More about Center and Spread

If you had to choose a single number to represent an entire distribution, you’d pick a number near the center. If the distribution is symmetric (or close to symmetric), the mean and median will be close to one another, and either one will work as a representative of the whole group. If the distribution is skewed, however, the mean and median will be different; in that case, the median is often closer to what we think of as a “typical” value.

You can think about it this way: suppose we have ten people. Nine of them have one kumquat each, and the tenth has 91 kumuats. The total is 100, so the mean number of kumquats is 10. We would probably not say that a "typical" person has 10 kumquats. Here, a typical person has the median: one.

Now is a good time to mention the mode: it's the most numerous value (one kumquat, in this case). Old-school stats curricula always mention "mean, median, and mode." But for a number of reasons, the mode turns out not to be so useful, so it's not in the Common Core. The term lingers, however, when we describe distributions. If a distribution has two humps, we call it bimodal.

In order to be quantitative about spread, we need a measure of spread as well. The Standards suggest that we use a single number; they choose Mean Absolute Deviation for symmetric distributions (which leads to Standard Deviation in a later grade) and the Interquartile Range for skewed distributions.

Interquartile Range (IQR): The interquartile range arises from the five-number summary, which is also the set of numbers you need to make a box plot. These numbers are the minimum, the first quartile (a.k.a. Q1), the median, the third quartile (Q3) and the maximum. The IQR is the difference between the third and first quartiles, or Q3 – Q1. The IQR is also, therefore, the width of the box in the box plot—the range that encompasses the middle half of the data. The upshot is that, if the data are spread out, the IQR is big; if the data are tightly clustered, the IQR is small.

Mean Absolute Deviation (MAD): The basic question behind this topic is, “How far is a typical point from the center?” You measure how far each point is from the mean (each point’s “deviation”), take the absolute value to make sure that distance is positive, then average those numbers. The result—the Mean Absolute Deviation—is a measure of spread. Just like the IQR, if the distribution is spread out, the MAD is big; if it’s tightly clustered, MAD is small.

Out in the world, the Standard Deviation (SD) is much more common as a measure of spread for symmetric distributions than the Mean Absolute Deviation.
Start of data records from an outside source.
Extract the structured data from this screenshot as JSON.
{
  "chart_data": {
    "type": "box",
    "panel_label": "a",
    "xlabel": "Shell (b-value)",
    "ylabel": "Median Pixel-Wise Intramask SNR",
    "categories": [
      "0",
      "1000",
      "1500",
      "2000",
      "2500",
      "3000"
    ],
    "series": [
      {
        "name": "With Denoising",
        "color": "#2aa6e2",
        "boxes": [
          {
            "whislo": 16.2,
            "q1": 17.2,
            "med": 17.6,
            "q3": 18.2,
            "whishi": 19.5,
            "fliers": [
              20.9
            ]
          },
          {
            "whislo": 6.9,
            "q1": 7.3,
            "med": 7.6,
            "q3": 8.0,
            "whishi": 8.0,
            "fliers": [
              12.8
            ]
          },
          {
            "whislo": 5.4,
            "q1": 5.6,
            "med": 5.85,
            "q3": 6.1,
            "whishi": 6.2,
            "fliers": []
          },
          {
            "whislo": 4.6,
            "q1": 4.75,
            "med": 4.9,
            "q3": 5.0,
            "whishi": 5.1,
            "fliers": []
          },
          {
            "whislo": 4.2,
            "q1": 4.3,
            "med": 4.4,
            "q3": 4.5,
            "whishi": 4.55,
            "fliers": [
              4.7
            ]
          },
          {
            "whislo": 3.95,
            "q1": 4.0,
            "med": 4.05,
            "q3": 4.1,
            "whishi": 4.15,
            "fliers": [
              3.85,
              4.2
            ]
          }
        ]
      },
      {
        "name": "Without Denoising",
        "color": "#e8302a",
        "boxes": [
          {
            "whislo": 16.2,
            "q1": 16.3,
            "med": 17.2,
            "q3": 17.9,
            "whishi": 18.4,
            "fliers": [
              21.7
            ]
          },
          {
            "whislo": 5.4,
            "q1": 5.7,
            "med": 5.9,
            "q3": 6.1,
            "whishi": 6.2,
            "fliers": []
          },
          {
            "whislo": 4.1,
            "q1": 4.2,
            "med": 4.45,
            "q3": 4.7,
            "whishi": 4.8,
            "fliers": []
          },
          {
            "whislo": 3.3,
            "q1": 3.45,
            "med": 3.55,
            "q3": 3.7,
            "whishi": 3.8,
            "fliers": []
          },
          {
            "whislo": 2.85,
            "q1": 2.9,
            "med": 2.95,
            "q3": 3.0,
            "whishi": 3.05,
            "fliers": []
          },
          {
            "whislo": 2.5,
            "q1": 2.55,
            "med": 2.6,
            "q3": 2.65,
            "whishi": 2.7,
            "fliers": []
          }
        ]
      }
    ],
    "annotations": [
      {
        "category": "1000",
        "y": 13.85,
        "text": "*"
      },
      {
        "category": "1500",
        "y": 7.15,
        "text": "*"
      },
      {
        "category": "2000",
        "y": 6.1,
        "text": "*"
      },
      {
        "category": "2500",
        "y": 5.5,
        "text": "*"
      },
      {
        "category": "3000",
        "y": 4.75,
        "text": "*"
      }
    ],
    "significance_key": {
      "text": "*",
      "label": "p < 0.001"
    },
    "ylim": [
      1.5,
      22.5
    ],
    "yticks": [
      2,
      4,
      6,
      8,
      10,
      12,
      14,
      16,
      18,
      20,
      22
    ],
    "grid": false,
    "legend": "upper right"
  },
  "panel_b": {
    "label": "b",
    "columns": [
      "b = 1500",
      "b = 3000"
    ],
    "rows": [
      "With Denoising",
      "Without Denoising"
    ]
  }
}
The principle is the same as with the MAD, but the details are tricky. To get positive numbers for distances you square the deviations; then, after you average them, you take the square root. Another issue is that when you average, you divide by n if you have all the data, but by n – 1 if you have only a sample. So we delay using the SD until a later grade.

What about outliers?

The standards include “describing any overall pattern and any striking deviations from the overall pattern with reference to the context in which the data were gathered.”

Data points that are “striking deviations” are called “outliers.” When you’re analyzing data, you will need to use your judgment to determine whether a point is in fact an outlier, and whether to include it in the data set or put it aside.

Suppose you were studying heights, and gathered a group of 10 random adults. Just by chance, the group includes Yao Ming (7’6”), or Peter Dinklage (4’5”). In the dot plot, as in real life, they would stand out.

If you were calculating the mean height or the MAD, either man would have a large effect. They would, in fact, mess up your calculation, giving you the wrong idea about the center and spread of the whole population. So to estimate the mean height of adults, you should omit the outlier.

Notice, though, that neither Ming nor Dinklage would affect the median or IQR much, if at all. So we say that the median and the IQR are “resistant” to outliers, while mean, MAD, and SD are “sensitive” to outliers.